What is AI trust layer infrastructure?

Trust layer infrastructure is a system to enforce machine-readable rules, policies and guardrails on AI so that it can be deployed securely at scale while reducing hallucinations and mistakes.

In regulated domains especially, trust layers need to ensure that AI outputs are explainable, while maintaining sovereignty over data and decision logic.

Why are trust layers needed?

Unreliable or inaccurate AI has become a roadblock to productivity gains and expansion of the agentic web. To be trusted with important tasks at scale, AI needs to operate within defined constraints and eliminate hallucinations wherever possible. To be useful, AI also needs to contextualise its answers to natural language queries – or risk misunderstanding.

Arguably, unreliable AI is caused by an inherent weakness of large language models (LLMs), which work on the basis of statistical probability rather than hard-and-fast rules rooted in semantic consistency or adherence to domain rules. This means their outputs can drift or be inconsistent.

Trust layer infrastructure attempts to address these issues by grounding AI, either deterministically, by means of rules-based structures such as ontologies; or probabilistically, using techniques such as RAG and embeddings.

Do trust layers actually work?

A 2025 paper published in Science Direct by Juan Sequeda et al. explored knowledge graphs as a source of trust for LLM-powered enterprise answer engines, leading to increased accuracy, explainability and governance. This provides evidence that trust layers are improving.

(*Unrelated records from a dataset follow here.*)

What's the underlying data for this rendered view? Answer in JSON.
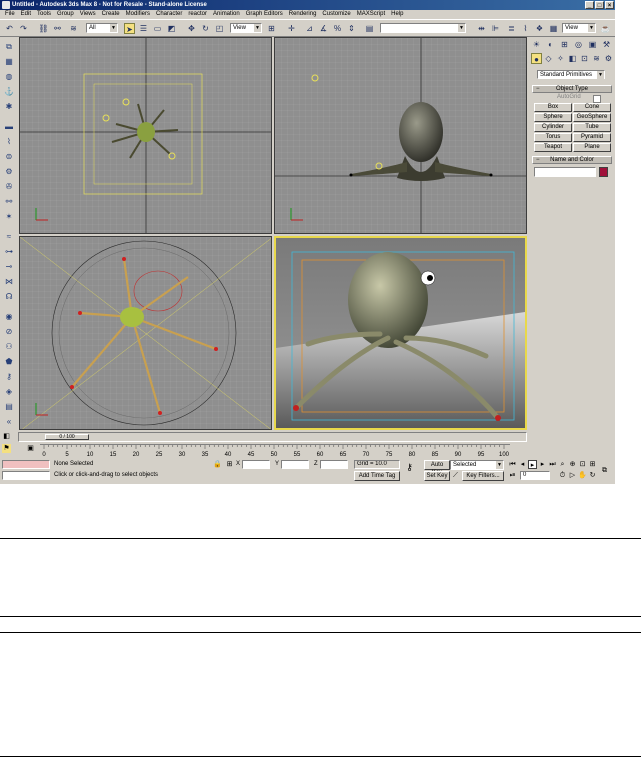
{
  "window": {
    "title": "Untitled - Autodesk 3ds Max 8 - Not for Resale - Stand-alone License",
    "controls": [
      "_",
      "□",
      "×"
    ]
  },
  "menu": [
    "File",
    "Edit",
    "Tools",
    "Group",
    "Views",
    "Create",
    "Modifiers",
    "Character",
    "reactor",
    "Animation",
    "Graph Editors",
    "Rendering",
    "Customize",
    "MAXScript",
    "Help"
  ],
  "toolbar": {
    "selection_filter": "All",
    "reference_coord": "View",
    "named_selection": "",
    "right_view": "View"
  },
  "command_panel": {
    "category": "Standard Primitives",
    "object_type_title": "Object Type",
    "autogrid_label": "AutoGrid",
    "buttons": [
      "Box",
      "Cone",
      "Sphere",
      "GeoSphere",
      "Cylinder",
      "Tube",
      "Torus",
      "Pyramid",
      "Teapot",
      "Plane"
    ],
    "name_color_title": "Name and Color",
    "object_color": "#a0103a"
  },
  "status": {
    "time_slider": "0 / 100",
    "ticks": [
      "0",
      "5",
      "10",
      "15",
      "20",
      "25",
      "30",
      "35",
      "40",
      "45",
      "50",
      "55",
      "60",
      "65",
      "70",
      "75",
      "80",
      "85",
      "90",
      "95",
      "100"
    ],
    "selection": "None Selected",
    "prompt": "Click or click-and-drag to select objects",
    "x_label": "X",
    "y_label": "Y",
    "z_label": "Z",
    "grid": "Grid = 10.0",
    "add_time_tag": "Add Time Tag",
    "auto_key": "Auto Key",
    "set_key": "Set Key",
    "key_mode": "Selected",
    "key_filters": "Key Filters...",
    "current_frame": "0"
  },
  "colors": {
    "ui_gray": "#d4d0c8",
    "viewport_gray": "#8f8f8f",
    "active_viewport": "#e8d84a",
    "title_blue": "#0a246a"
  }
}
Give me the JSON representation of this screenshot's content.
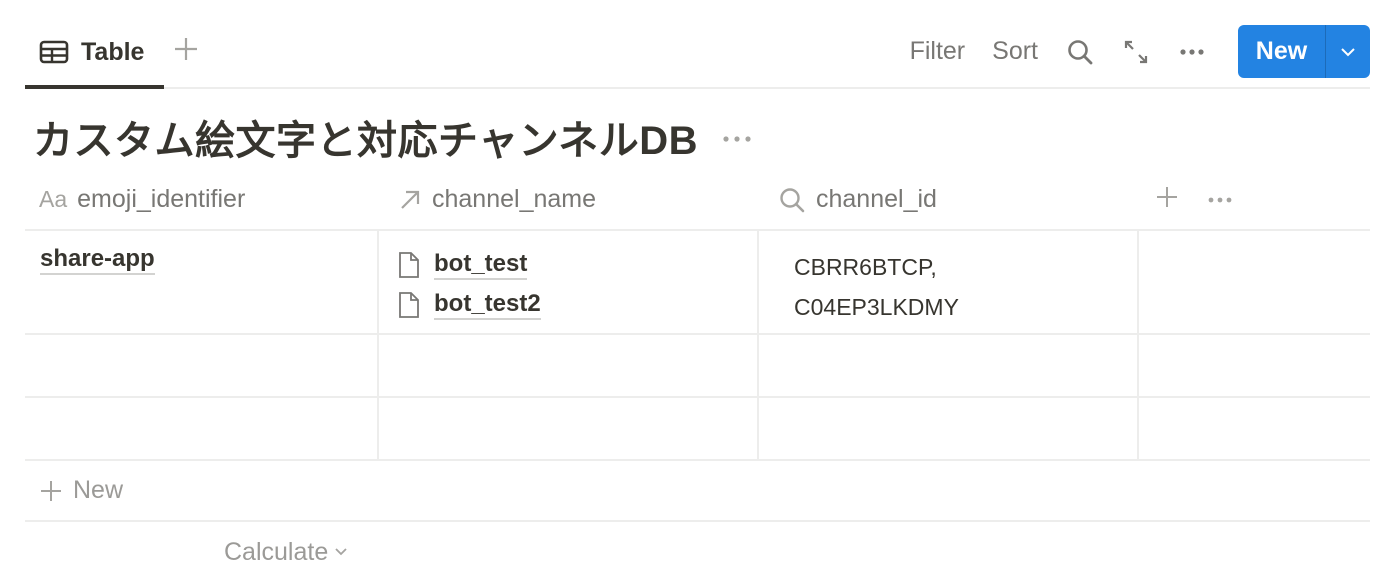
{
  "view_tabs": [
    {
      "label": "Table",
      "icon": "table-icon",
      "active": true
    }
  ],
  "toolbar": {
    "add_view_icon": "plus-icon",
    "filter_label": "Filter",
    "sort_label": "Sort",
    "search_icon": "search-icon",
    "expand_icon": "expand-icon",
    "more_icon": "more-icon",
    "new_label": "New",
    "new_caret_icon": "chevron-down-icon",
    "accent_color": "#2383e2"
  },
  "database": {
    "title": "カスタム絵文字と対応チャンネルDB"
  },
  "table": {
    "columns": [
      {
        "label": "emoji_identifier",
        "icon": "Aa",
        "type": "title"
      },
      {
        "label": "channel_name",
        "icon": "arrow-up-right-icon",
        "type": "relation"
      },
      {
        "label": "channel_id",
        "icon": "search-icon",
        "type": "rollup"
      }
    ],
    "rows": [
      {
        "emoji_identifier": "share-app",
        "channel_name": [
          "bot_test",
          "bot_test2"
        ],
        "channel_id": [
          "CBRR6BTCP,",
          "C04EP3LKDMY"
        ]
      },
      {
        "emoji_identifier": "",
        "channel_name": [],
        "channel_id": []
      },
      {
        "emoji_identifier": "",
        "channel_name": [],
        "channel_id": []
      }
    ],
    "new_row_label": "New",
    "calculate_label": "Calculate"
  }
}
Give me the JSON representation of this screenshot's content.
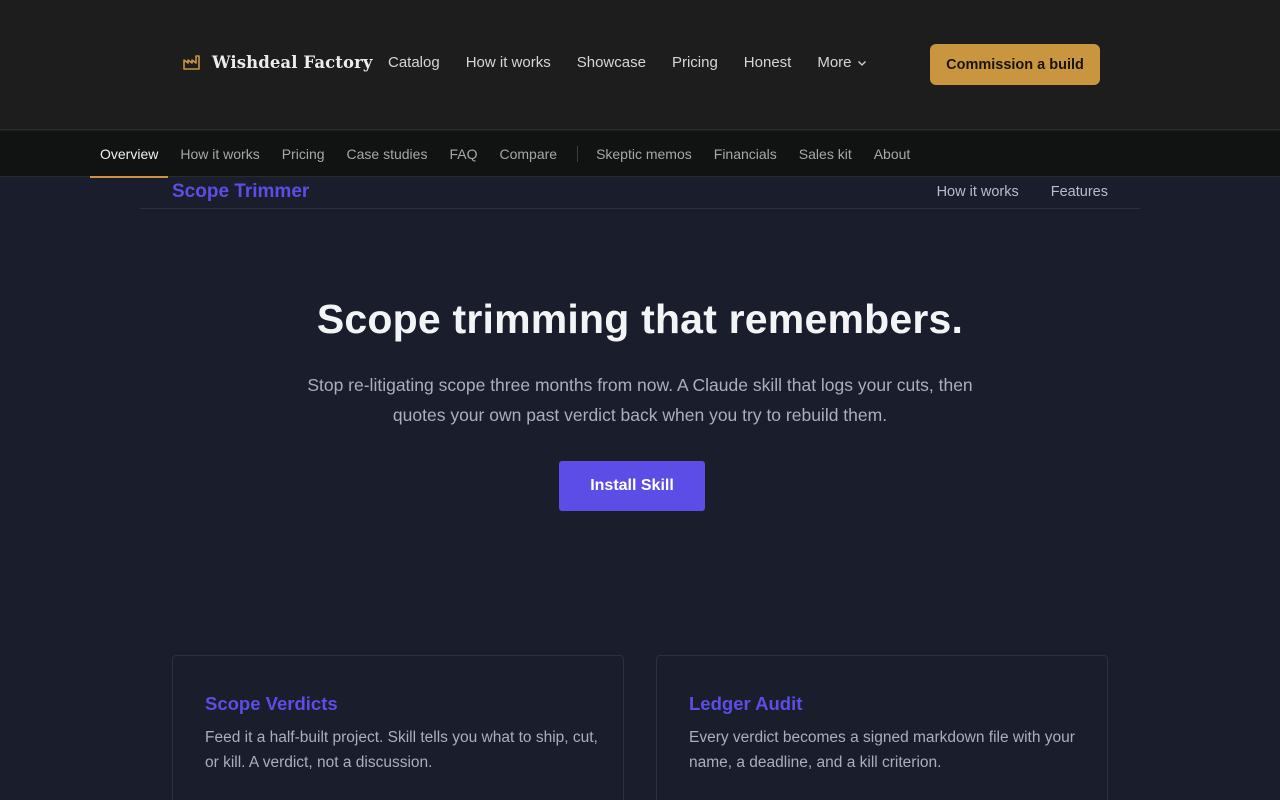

However, the issues surrounding AI reliability and accuracy have not yet been fully resolved. One reason is that applying rules and constraints to data requires domain experts to agree on what those rules are, and what the words they use precisely mean. Only with high levels of consensus can the domain or application be modelled and encoded for AI to read. This tends to be a complicated and time-consuming process that few knowledge engineers or enterprises have the skills or patience to navigate.

Consequently, many current approaches emphasise the provision of higher quality data; in other words, they lean more towards the probabilistic approach, which makes them easier to scale, but still susceptible to inconsistency and error.

How do I implement trust layer infrastructure?

Implementing a trust layer depends on security to stop data from being corrupted; transparency so that system behaviour can be observed; and sovereignty, which entails individual ownership and control.

First, for security and transparency, use your system’s own rules and policies to govern the AI, not an external ‘black box’ API where guessing is allowed. These need to be explicit encoded guardrails, not vague assertions or prompts. This keeps everything inside your security perimeter, and ensures decisions and reports can be audited.

Second, transparency also means monitoring. Where possible, AI should maintain a live inventory of what’s deployed, and be able to detect drift between desired and actual states.

Third, to build trust in a system among human users, and give them a sense of ownership and control (sovereignty), your team needs to be proactive in formulating the rules and policies that govern the AI. Despite the appeal of rolling out automation at pace, human sign-off should be considered for critical actions such as deletes and network reconfigurations. AI needs to explain what it is going to do before it does it – especially when the costs of an error are likely to compound at scale.

Humans also need to be accountable: every action must leave behind it a human-readable audit trail, so that problems can be understood, corrected, and avoided in future.